Mr. Abramowitz's $3.3 million budget is bolstered by contributions from more liberal Jewish sources, such as film director Steven Spielberg and Edgar Bronfman, former owner of the Canadian liquor giant Seagram Co.

"We continue to attract the top philanthropists in Jewish life," he says. "Because Binyamin has an unusual mix of content and a unique mission that includes Torah-true Judaism and conservatism, it limits the universe from which he can draw financial support."

According to the 1990 National Jewish Population Survey the most recent figures available American Jews are 2 percent Reconstructionist, 8 percent Orthodox, 40 percent Conservative, 38 percent Reform and 12 percent mixed preferences.

Mr. Jolkovsky insists all Jews have a duty to make a difference.

"We created the 'Judeo' part of the value system," he says over a plate of hamantaschen, a triangular jam-filled cookie eaten by Jews on Purim, a traditional holiday, "but who is reflecting that part today? The more I've met secular Jews, I've realized this old paradigm: If you want to succeed on the outside, shed your Jewishness." There used to be a name for such a person: "A Jew in the home; a man on the street."

Mr. Jolkovsky has never hidden his religiosity. CNN "Firing Line" co-host Tucker Carlson recalled meeting Mr. Jolkovsky a decade ago when Mr. Carlson was writing for "Policy Review."

"He just kind of showed up one day," Mr. Carlson said. "He struck me as one of these guys who lives through magazines. He actually came in and said, 'I'm a right-wing Jew.' All of my Jewish friends were conservative, so I didn't think that was all that unusual."

Mr. Jolkovsky moved to New York to find a wife "After a certain age, you go where the numbers are," he says and met his intended through a 28-year-old matchmaker. They have been married six years.

He has spent the bulk of their married life in his green-carpeted computer room, piled high with Israeli, Hasidic and "heavy metal Jewish music" compact discs. His computer stand is from Home Depot. A tallit , or prayer shawl, bag sits on his scanner. A stack of magazines Baltimore Jewish Times, Philadelphia Jewish Exponent and others sits nearby. One light bulb illuminates the room.

"There is no reward in the Jewish community for being conservative," says Rabbi Daniel Lapin, founder of Toward Tradition, which honored Mr. Jolkovsky two years ago for founding the site. "A fair percentage of American Jews are interested in the Torah, but they have bought into the insidious notion that religion and politics should not be intertwined.

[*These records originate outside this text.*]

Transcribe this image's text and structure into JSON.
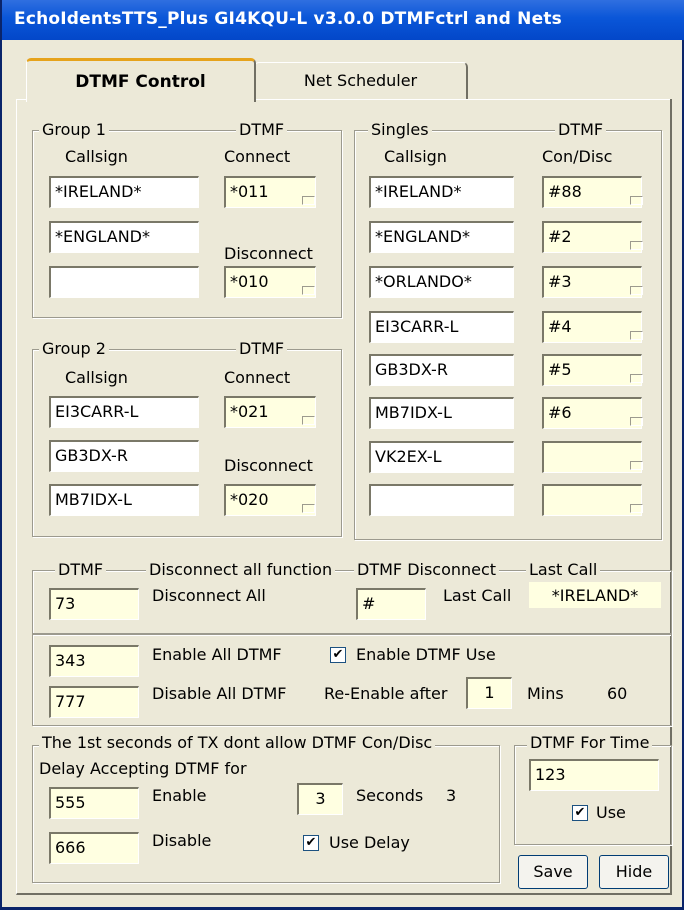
{
  "window": {
    "title": "EchoIdentsTTS_Plus   GI4KQU-L   v3.0.0   DTMFctrl and Nets"
  },
  "tabs": [
    {
      "label": "DTMF Control"
    },
    {
      "label": "Net Scheduler"
    }
  ],
  "group1": {
    "title": "Group 1",
    "dtmf_label": "DTMF",
    "callsign_header": "Callsign",
    "connect_label": "Connect",
    "disconnect_label": "Disconnect",
    "callsigns": [
      "*IRELAND*",
      "*ENGLAND*",
      ""
    ],
    "connect_code": "*011",
    "disconnect_code": "*010"
  },
  "group2": {
    "title": "Group 2",
    "dtmf_label": "DTMF",
    "callsign_header": "Callsign",
    "connect_label": "Connect",
    "disconnect_label": "Disconnect",
    "callsigns": [
      "EI3CARR-L",
      "GB3DX-R",
      "MB7IDX-L"
    ],
    "connect_code": "*021",
    "disconnect_code": "*020"
  },
  "singles": {
    "title": "Singles",
    "dtmf_label": "DTMF",
    "callsign_header": "Callsign",
    "code_header": "Con/Disc",
    "rows": [
      {
        "callsign": "*IRELAND*",
        "code": "#88"
      },
      {
        "callsign": "*ENGLAND*",
        "code": "#2"
      },
      {
        "callsign": "*ORLANDO*",
        "code": "#3"
      },
      {
        "callsign": "EI3CARR-L",
        "code": "#4"
      },
      {
        "callsign": "GB3DX-R",
        "code": "#5"
      },
      {
        "callsign": "MB7IDX-L",
        "code": "#6"
      },
      {
        "callsign": "VK2EX-L",
        "code": ""
      },
      {
        "callsign": "",
        "code": ""
      }
    ]
  },
  "disconnect_all": {
    "dtmf_label": "DTMF",
    "title": "Disconnect all function",
    "code": "73",
    "label": "Disconnect All"
  },
  "dtmf_disconnect": {
    "title": "DTMF Disconnect",
    "code": "#",
    "last_call_title": "Last Call",
    "last_call_label": "Last Call",
    "last_call_value": "*IRELAND*"
  },
  "enable_section": {
    "enable_code": "343",
    "enable_label": "Enable All DTMF",
    "enable_use_label": "Enable DTMF Use",
    "enable_use_checked": true,
    "disable_code": "777",
    "disable_label": "Disable All DTMF",
    "reenable_label": "Re-Enable after",
    "reenable_value": "1",
    "mins_label": "Mins",
    "mins_value": "60"
  },
  "delay_section": {
    "title": "The 1st seconds of TX dont allow DTMF Con/Disc",
    "subtitle": "Delay Accepting DTMF for",
    "enable_code": "555",
    "enable_label": "Enable",
    "seconds_value": "3",
    "seconds_label": "Seconds",
    "seconds_display": "3",
    "disable_code": "666",
    "disable_label": "Disable",
    "use_delay_label": "Use Delay",
    "use_delay_checked": true
  },
  "time_section": {
    "title": "DTMF For Time",
    "code": "123",
    "use_label": "Use",
    "use_checked": true
  },
  "buttons": {
    "save": "Save",
    "hide": "Hide"
  },
  "check_glyph": "✔"
}
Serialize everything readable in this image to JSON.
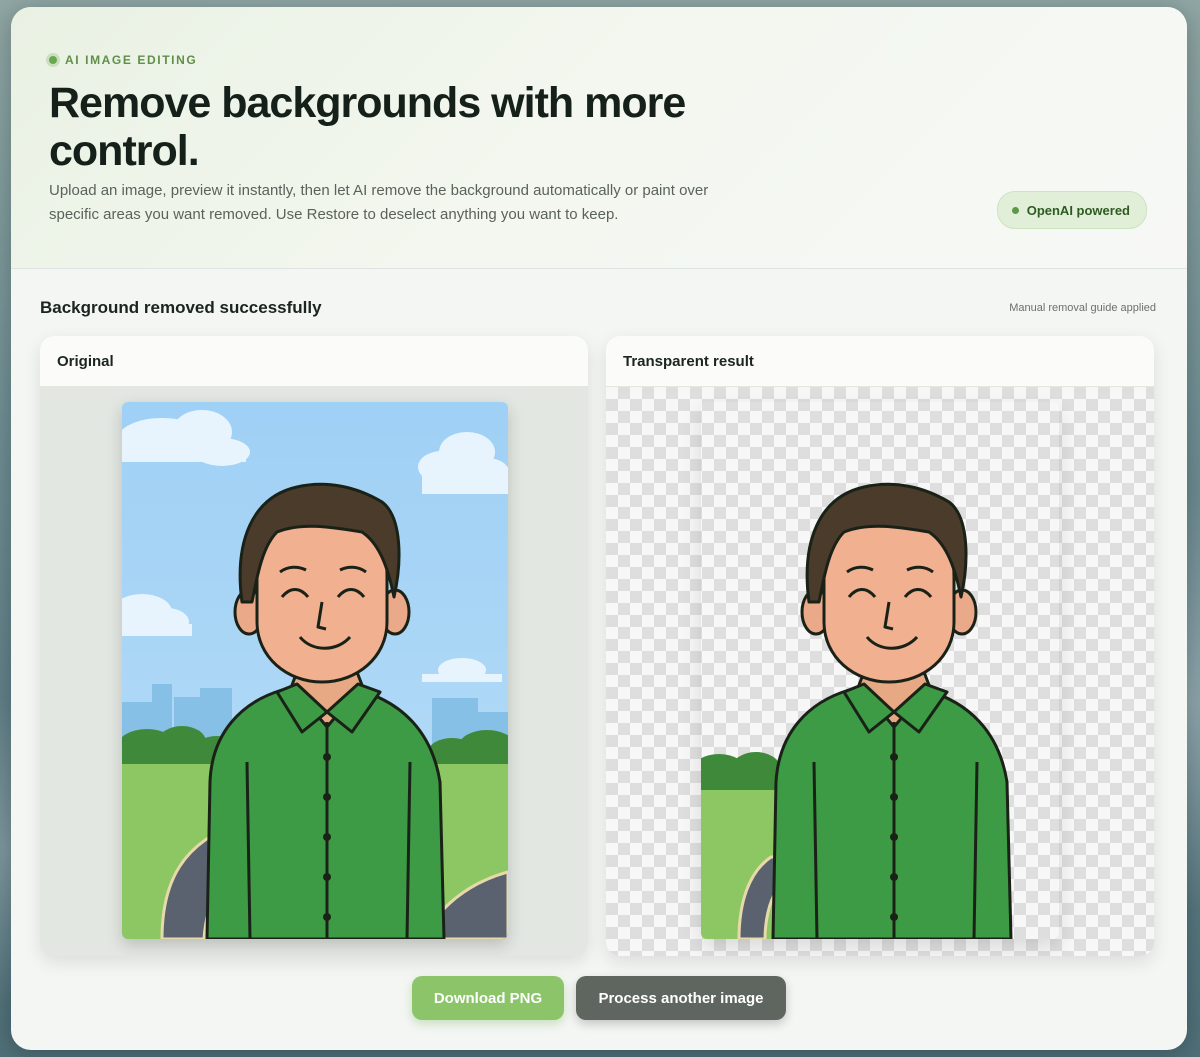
{
  "hero": {
    "eyebrow": "AI IMAGE EDITING",
    "title": "Remove backgrounds with more control.",
    "description": "Upload an image, preview it instantly, then let AI remove the background automatically or paint over specific areas you want removed. Use Restore to deselect anything you want to keep.",
    "badge": "OpenAI powered"
  },
  "result": {
    "status": "Background removed successfully",
    "note": "Manual removal guide applied",
    "original_label": "Original",
    "result_label": "Transparent result"
  },
  "actions": {
    "download_label": "Download PNG",
    "process_label": "Process another image"
  },
  "colors": {
    "accent": "#8cc46a",
    "secondary": "#5e665f",
    "shirt": "#3d9a45",
    "sky": "#9fd0f5"
  }
}
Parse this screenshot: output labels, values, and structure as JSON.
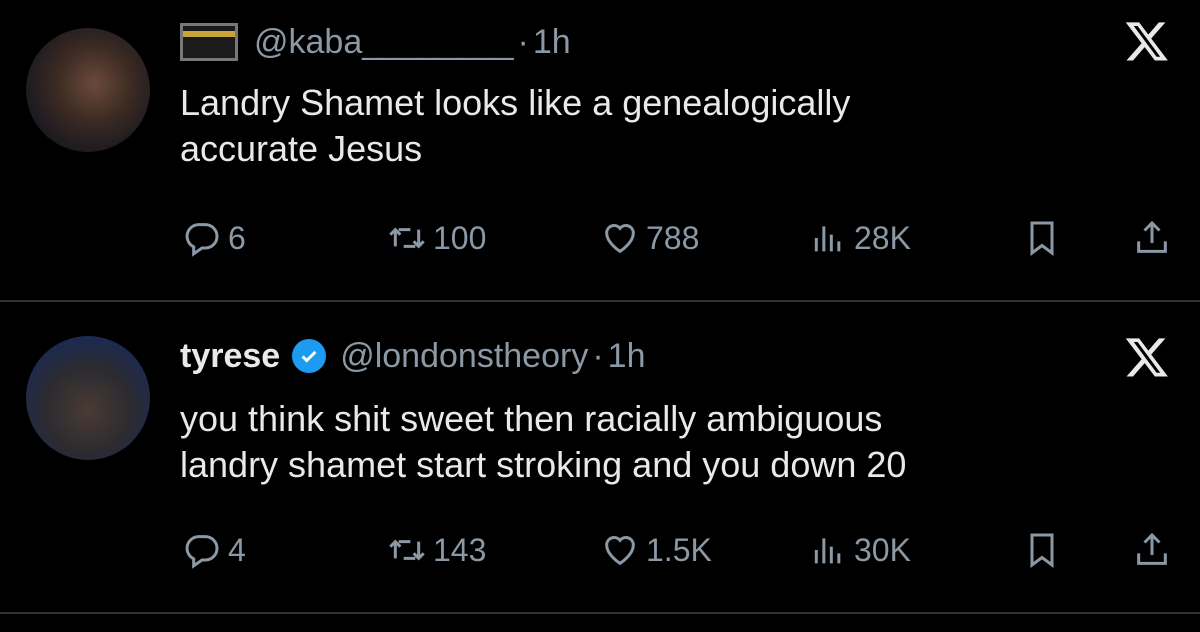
{
  "tweets": [
    {
      "display_name": "",
      "handle": "@kaba________",
      "separator": "·",
      "time": "1h",
      "text_lines": [
        "Landry Shamet looks like a genealogically",
        "accurate Jesus"
      ],
      "verified": false,
      "name_emoji": "kaaba-icon",
      "stats": {
        "replies": "6",
        "retweets": "100",
        "likes": "788",
        "views": "28K"
      }
    },
    {
      "display_name": "tyrese",
      "handle": "@londonstheory",
      "separator": "·",
      "time": "1h",
      "text_lines": [
        "you think shit sweet then racially ambiguous",
        "landry shamet start stroking and you down 20"
      ],
      "verified": true,
      "stats": {
        "replies": "4",
        "retweets": "143",
        "likes": "1.5K",
        "views": "30K"
      }
    }
  ],
  "colors": {
    "background": "#000000",
    "text_primary": "#e7e9ea",
    "text_secondary": "#8b98a5",
    "verified_blue": "#1d9bf0",
    "divider": "#2f3336"
  }
}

"But what Binyamin and I both would say is that politics is the most practical application of your most deeply held values. Many of the utopian dreams of Jewish liberals evaporated with [the failed Middle East peace agreement in] Oslo and the revelations of the final days of Clinton.

"When the history of this period of American Jewry is written, Jolkovsky will emerge as a hero. The man's tenacity and endurance is legendary. He is a content genius.

"But what he really needs is partnership with a top-rate business manager."